Department of Structural Biology, St. Jude Children's Research Hospital, Memphis, TN, USA.
Department of Chemical Biology and Therapeutics, St. Jude Children's Research Hospital, Memphis, TN, USA.
Nat Commun. 2022 Jan 11;13(1):250. doi: 10.1038/s41467-021-27851-y.
BCL-2 proteins regulate mitochondrial poration in apoptosis initiation. How the pore-forming BCL-2 Effector BAK is activated remains incompletely understood mechanistically. Here we investigate autoactivation and direct activation by BH3-only proteins, which cooperate to lower BAK threshold in membrane poration and apoptosis initiation. We define in trans BAK autoactivation as the asymmetric "BH3-in-groove" triggering of dormant BAK by active BAK. BAK autoactivation is mechanistically similar to direct activation. The structure of autoactivated BAK BH3-BAK complex reveals the conformational changes leading to helix α1 destabilization, which is a hallmark of BAK activation. Helix α1 is destabilized and restabilized in structures of BAK engaged by rationally designed, high-affinity activating and inactivating BID-like BH3 ligands, respectively. Altogether our data support the long-standing hit-and-run mechanism of BAK activation by transient binding of BH3-only proteins, demonstrating that BH3-induced structural changes are more important in BAK activation than BH3 ligand affinity.

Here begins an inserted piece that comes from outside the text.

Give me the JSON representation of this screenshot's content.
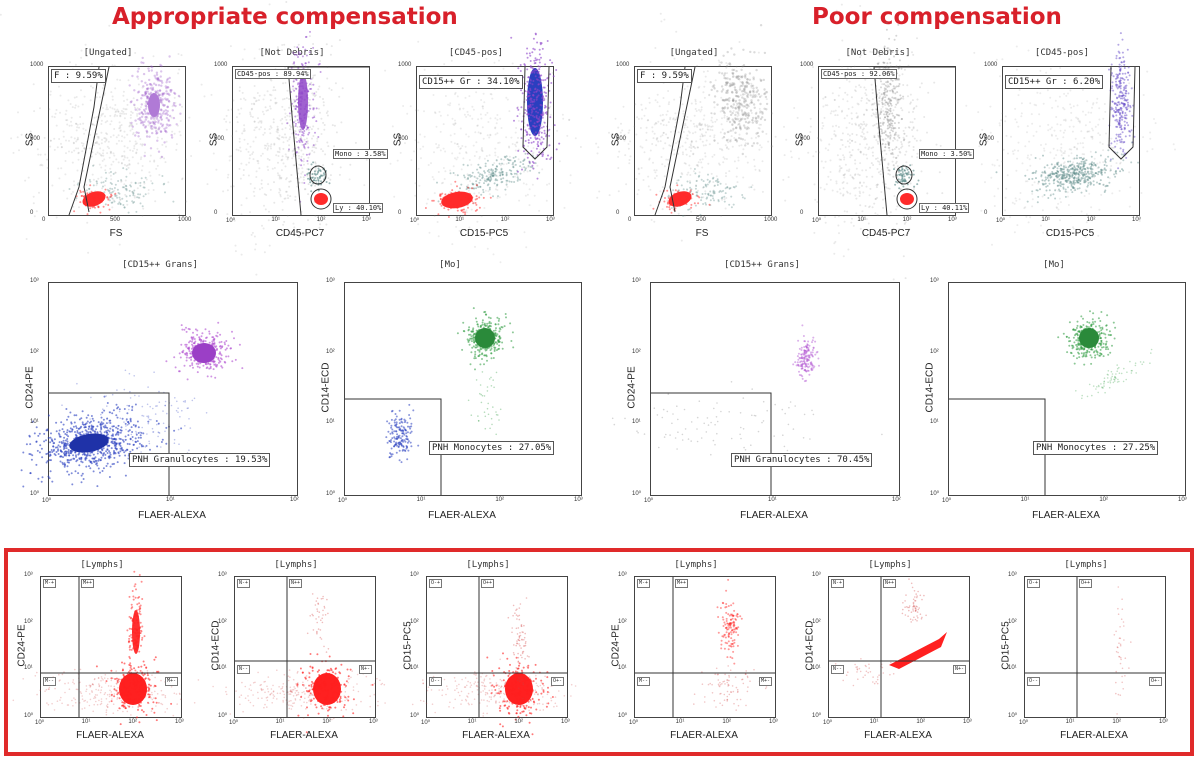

BCL-2 蛋白调节凋亡起始中的线粒体穿孔。BH3 仅蛋白如何激活形成孔道的 BCL-2 效应因子 BAK 在机制上仍不完全清楚。在这里,我们研究了自激活和 BH3 仅蛋白的直接激活,它们共同降低了膜穿孔和凋亡起始中 BAK 的阈值。我们将跨向 BAK 自激活定义为活性 BAK 对休眠 BAK 的不对称“BH3 在凹槽中”触发。BAK 自激活在机制上类似于直接激活。自激活 BAK BH3-BAK 复合物的结构揭示了导致螺旋 α1 失稳的构象变化,这是 BAK 激活的标志。在通过合理设计的高亲和力激活和失活 BID 样 BH3 配体分别与 BAK 结合的结构中,螺旋 α1 失稳并重新稳定。总的来说,我们的数据支持 BAK 通过 BH3 仅蛋白的短暂结合进行的 hit-and-run 激活的长期存在的机制,表明 BH3 诱导的结构变化在 BAK 激活中比 BH3 配体亲和力更为重要。